In the clip, Craig Vosburgh (a sometime blogger, who has posted here at Data Center Dialog about what you need to know before moving to private clouds) shows software that makes smart, policy-based choices to support an example application. He (somewhat cruelly, if I do say so myself) creates “capacity shortages” on the application, causing the software to harvest new resources to help. Policy dictates whether that harvesting is done from an internal “spare” pool of physical or virtual servers, from servers currently handling internal low-priority applications, or from external cloud Microsoft Azure resources.
The whole video is only runs 6:29. Extra points if you at least make it through my cameo at 3:09.
Helping to move the needle
Of course, the YouTube demo is just a preview. But actually seeing these concepts in action gives you a feel for what kind of impact constant, automated optimization could make in a cloud computing environment – and for IT in general.
Keep an eye out for the Cassatt DNA as CA’s plans (and deliverables) progress. It should play an interesting role in what we’re working on.
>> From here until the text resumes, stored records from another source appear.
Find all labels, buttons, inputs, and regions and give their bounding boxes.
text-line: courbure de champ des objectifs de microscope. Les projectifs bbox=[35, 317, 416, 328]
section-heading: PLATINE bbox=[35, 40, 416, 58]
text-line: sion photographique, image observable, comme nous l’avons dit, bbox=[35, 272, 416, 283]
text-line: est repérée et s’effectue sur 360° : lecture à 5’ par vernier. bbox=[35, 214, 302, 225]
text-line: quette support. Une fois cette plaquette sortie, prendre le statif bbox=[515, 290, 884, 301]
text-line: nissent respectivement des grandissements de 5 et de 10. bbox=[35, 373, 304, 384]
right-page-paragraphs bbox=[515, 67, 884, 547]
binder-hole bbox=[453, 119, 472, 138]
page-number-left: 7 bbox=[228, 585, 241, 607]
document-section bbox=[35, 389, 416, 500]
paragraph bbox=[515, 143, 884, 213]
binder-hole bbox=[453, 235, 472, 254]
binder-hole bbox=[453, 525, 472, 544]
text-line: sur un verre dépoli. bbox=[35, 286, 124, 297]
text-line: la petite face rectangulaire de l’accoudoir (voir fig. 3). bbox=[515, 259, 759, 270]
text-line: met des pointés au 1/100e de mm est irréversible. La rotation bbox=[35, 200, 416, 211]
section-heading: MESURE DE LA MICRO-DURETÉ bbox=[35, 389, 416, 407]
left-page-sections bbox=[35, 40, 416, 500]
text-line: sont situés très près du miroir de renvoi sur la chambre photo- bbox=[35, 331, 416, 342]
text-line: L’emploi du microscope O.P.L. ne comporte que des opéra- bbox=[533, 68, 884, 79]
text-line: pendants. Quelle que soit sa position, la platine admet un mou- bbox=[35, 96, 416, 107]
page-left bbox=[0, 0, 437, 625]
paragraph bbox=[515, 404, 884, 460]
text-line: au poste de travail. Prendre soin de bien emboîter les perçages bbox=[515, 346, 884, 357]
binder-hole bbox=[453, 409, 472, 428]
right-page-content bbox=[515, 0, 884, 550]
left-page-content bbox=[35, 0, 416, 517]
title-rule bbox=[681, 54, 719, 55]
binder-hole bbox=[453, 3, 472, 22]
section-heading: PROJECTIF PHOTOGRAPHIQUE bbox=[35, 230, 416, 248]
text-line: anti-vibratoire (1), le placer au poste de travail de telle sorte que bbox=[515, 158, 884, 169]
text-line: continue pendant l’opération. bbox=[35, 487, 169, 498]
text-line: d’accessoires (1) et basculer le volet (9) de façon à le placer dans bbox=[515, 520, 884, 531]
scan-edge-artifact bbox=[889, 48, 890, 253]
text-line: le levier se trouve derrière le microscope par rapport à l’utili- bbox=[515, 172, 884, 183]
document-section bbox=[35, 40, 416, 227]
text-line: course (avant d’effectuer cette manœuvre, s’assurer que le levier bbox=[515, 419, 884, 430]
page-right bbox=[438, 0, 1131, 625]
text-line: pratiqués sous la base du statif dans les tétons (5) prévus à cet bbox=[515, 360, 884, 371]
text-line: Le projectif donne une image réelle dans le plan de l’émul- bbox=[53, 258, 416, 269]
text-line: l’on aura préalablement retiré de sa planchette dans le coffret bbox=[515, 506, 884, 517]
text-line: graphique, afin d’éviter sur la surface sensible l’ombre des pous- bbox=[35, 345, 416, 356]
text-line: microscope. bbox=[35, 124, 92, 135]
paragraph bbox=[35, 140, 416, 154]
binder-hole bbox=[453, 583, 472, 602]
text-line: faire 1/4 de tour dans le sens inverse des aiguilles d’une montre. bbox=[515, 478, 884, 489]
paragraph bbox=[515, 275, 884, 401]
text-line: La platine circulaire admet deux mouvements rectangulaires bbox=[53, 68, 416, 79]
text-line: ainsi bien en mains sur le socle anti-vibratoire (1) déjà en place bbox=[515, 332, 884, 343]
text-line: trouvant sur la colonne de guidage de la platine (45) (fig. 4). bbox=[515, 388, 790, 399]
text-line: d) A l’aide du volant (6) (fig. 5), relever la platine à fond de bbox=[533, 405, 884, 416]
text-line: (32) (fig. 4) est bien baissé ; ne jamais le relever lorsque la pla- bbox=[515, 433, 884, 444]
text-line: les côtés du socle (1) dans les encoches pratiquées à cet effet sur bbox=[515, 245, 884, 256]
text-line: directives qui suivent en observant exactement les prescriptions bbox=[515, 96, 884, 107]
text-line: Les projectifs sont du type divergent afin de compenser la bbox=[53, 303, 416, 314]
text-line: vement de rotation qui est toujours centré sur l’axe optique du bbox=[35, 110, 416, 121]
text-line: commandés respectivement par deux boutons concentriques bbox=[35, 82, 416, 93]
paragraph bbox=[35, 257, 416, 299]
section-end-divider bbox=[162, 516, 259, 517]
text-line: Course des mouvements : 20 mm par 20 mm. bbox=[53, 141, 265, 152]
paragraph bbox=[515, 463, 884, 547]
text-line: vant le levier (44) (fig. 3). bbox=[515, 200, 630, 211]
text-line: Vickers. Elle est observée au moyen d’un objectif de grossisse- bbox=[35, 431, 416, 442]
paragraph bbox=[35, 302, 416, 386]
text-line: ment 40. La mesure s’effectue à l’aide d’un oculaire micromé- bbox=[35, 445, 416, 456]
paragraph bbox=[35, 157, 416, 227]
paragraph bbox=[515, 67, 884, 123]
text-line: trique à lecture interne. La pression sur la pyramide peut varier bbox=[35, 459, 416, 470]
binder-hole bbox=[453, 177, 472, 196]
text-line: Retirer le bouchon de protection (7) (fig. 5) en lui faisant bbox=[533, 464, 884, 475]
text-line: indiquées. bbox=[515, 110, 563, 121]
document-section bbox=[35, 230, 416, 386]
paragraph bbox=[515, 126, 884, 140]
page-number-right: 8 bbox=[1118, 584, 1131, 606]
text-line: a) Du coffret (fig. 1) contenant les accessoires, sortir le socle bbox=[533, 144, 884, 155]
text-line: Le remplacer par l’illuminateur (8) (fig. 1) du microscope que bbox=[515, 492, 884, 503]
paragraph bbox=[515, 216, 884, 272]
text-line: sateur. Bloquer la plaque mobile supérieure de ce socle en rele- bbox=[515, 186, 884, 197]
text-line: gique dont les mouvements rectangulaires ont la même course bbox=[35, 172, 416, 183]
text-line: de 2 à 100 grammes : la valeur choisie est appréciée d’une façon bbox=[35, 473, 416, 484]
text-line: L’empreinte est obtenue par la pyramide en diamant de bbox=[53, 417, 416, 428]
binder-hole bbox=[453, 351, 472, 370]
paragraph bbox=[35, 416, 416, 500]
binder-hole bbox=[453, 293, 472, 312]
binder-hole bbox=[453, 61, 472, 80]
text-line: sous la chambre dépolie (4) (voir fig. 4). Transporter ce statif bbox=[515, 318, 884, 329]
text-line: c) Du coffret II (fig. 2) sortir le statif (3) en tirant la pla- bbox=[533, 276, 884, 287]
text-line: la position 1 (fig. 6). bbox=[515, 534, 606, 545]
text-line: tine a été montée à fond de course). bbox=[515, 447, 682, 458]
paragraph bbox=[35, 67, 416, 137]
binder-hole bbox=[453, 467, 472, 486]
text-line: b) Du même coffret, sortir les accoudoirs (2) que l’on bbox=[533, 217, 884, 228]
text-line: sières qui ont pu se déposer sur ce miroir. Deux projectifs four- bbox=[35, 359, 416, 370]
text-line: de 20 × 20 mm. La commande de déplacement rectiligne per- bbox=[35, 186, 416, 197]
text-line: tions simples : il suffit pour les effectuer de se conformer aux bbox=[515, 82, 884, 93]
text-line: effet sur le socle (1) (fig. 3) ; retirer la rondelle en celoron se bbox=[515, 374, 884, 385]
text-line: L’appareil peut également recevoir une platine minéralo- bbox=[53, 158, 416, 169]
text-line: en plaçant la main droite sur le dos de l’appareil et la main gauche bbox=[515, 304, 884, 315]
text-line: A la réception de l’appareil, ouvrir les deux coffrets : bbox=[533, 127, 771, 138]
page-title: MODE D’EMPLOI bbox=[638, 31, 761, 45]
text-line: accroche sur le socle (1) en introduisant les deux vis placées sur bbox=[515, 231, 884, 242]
Something that was intriguing in the hands of a 50-person start-up is now part of something that could potentially have much more impact. 13,000 people is a lot.
One other interesting question: have we (the Cassatt folks, plus the other recent acquisitions, plus everyone in CA working on our cloud efforts) already made an impression?
Just last week Datamation posted a write-up about 10 cloud computing leaders. Forbes did something similar. CA Technologies was noted in both. “If I had written this lineup a few months ago before CA went on a cloud shopping binge,” said Jeff Vance of Datamation, “the company wouldn’t have even been considered for the top 10.”
Sounds to me like some good progress. But, hopefully, only the beginning. It will be interesting to see what another year will bring. I’ll keep you posted.